Y cuando bajo al llano le pido que camine a mi lado y me sostenga. Le pido que me muestre cuánto me ama en el claroscuro de mi vida, en mis dudas, en mis pocas certezas. Esas certezas que tantas veces se tambalean y me hacen temblar. Le pido a Él que no me olvide nunca de lo vivido en el Tabor.

Guardo los momentos de intimidad con Jesús como tesoros que saco para mirarlos cuando no entiendo nada. Creo que en la vida es bonito vivir a fondo cada momento. El presente pasa rápido y pronto se escapa en mi memoria. Quiero vivir aquí y ahora y exclamar como Pedro: “¡Qué bien se está aquí!”.

Cuando toque el Tabor. En ese momento de luz quiero dejarme querer por Dios, recibir y abrir los ojos para llenarme de su presencia. Y cuando me toque bajar al valle quiero vivir con esperanza mi camino. Ese camino de luces y sombras. Quiero dejarme el corazón amando como lo hacía Jesús, con nostalgia de cielo y esa alegría honda de vivir con el hombre.

Lo sé con toda mi alma, aunque no siempre lo sienta o lo vea: Jesús va conmigo en la luz y en la oscuridad, en el Tabor y en Getsemaní. En las certezas y en mis preguntas inquietas está Él. En cada momento de mi vida me llama a estar con Él y me recuerda cuánto me quiere.

Me gusta pensar que Jesús es Él mismo tanto en el valle como en el monte. Cuando cura enfermos o cuando reza. No se desdobla. No son dos, es uno. No separa nada. No divide lo humano y lo divino. En Él hay una unidad asombrosa. Es un amor único.

Es Dios cuando está tumbado en Getsemaní, exhausto y suplicando misericordia. Es Él cuando come con pecadores y abraza a los leprosos. Es el mismo hombre que se reviste de blanco en el Monte Tabor y su rostro resplandece dejándonos ver el cielo. Es el mismo hombre que agoniza en la cruz cubierto de sangre en medio de la oscuridad de esa tarde.

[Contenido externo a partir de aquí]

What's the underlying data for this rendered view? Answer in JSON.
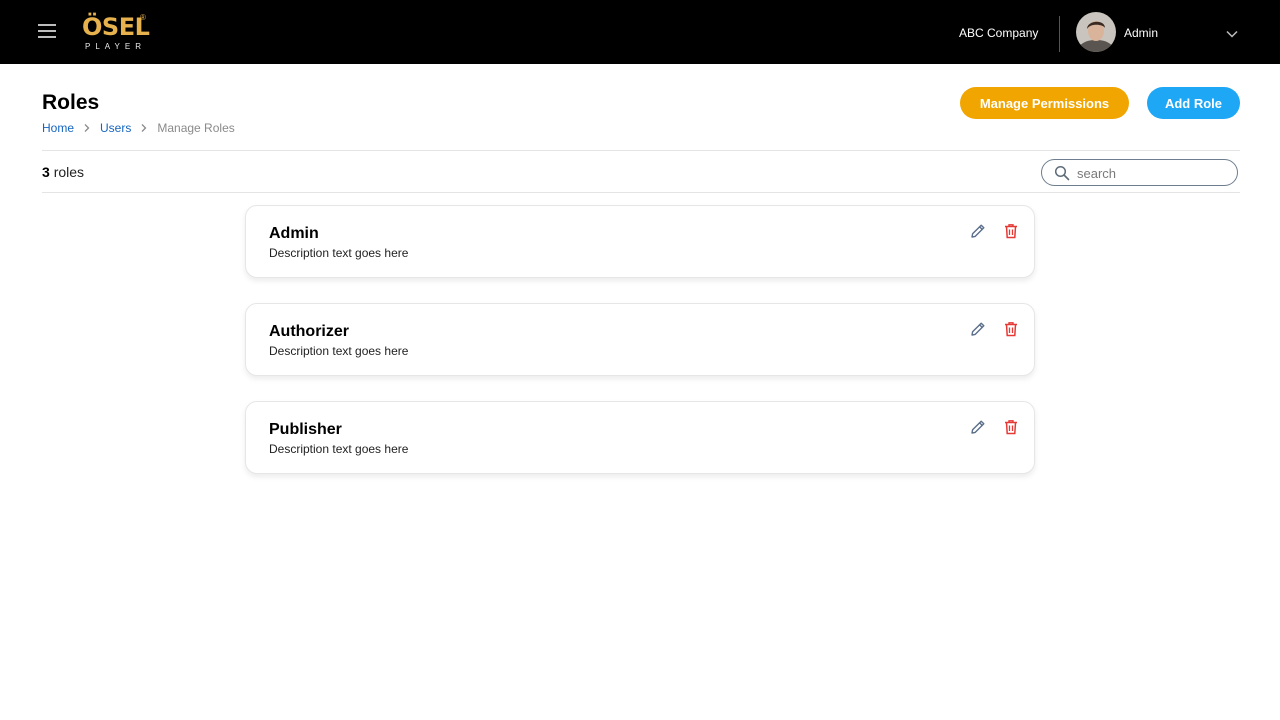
{
  "header": {
    "logo_text": "ÖSEL",
    "logo_sub": "PLAYER",
    "logo_reg": "®",
    "company": "ABC Company",
    "user_name": "Admin"
  },
  "page": {
    "title": "Roles",
    "breadcrumb": [
      {
        "label": "Home"
      },
      {
        "label": "Users"
      },
      {
        "label": "Manage Roles"
      }
    ],
    "manage_permissions_label": "Manage Permissions",
    "add_role_label": "Add Role",
    "count_number": "3",
    "count_label": "roles",
    "search_placeholder": "search"
  },
  "roles": [
    {
      "name": "Admin",
      "description": "Description text goes here"
    },
    {
      "name": "Authorizer",
      "description": "Description text goes here"
    },
    {
      "name": "Publisher",
      "description": "Description text goes here"
    }
  ],
  "colors": {
    "topbar": "#000000",
    "brand_gold": "#e7b24e",
    "manage_button": "#f0a500",
    "add_button": "#1ea7f5",
    "link": "#1565c0",
    "delete": "#e53935",
    "edit": "#5b6f8a"
  },
  "icons": {
    "menu": "hamburger-icon",
    "user_menu": "chevron-down-icon",
    "breadcrumb_separator": "chevron-right-icon",
    "search": "search-icon",
    "edit": "pencil-icon",
    "delete": "trash-icon"
  }
}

Yo separo con facilidad las cosas que Dios une. Divido mi vida. Lo humano y lo divino. Ahora me lo paso bien en el mundo. Ahora rezo y cumplo con Dios, para que esté contento. Ahora estoy con mis amigos, ahora me refugio en la oración para estar mejor a solas con Él. No integro las cosas en mi alma y eso me acaba enfermando.

También incluso divido a Dios. El Dios de la Iglesia y el Dios ausente en mi vida, a quien no toco. O ese Dios presente sólo en normas que tengo que cumplir.

Se me olvida que Dios me sostiene en la palma de su mano siempre. Se acerca a mí y me toca y me dice que no tema. Y en medio de mi dolor, o de mi rutina, mi vida se llena de luz.

Mi vida diaria es mi lugar de encuentro profundo con Dios. En lo cotidiano está mi Tabor. Oculto en lo alto del monte. Allí toco el cielo. Y con el cielo grabado en el alma bajo a mi vida diaria. Bajo a mi rutina, a mi cruz, a mis vacíos. Y todo se une.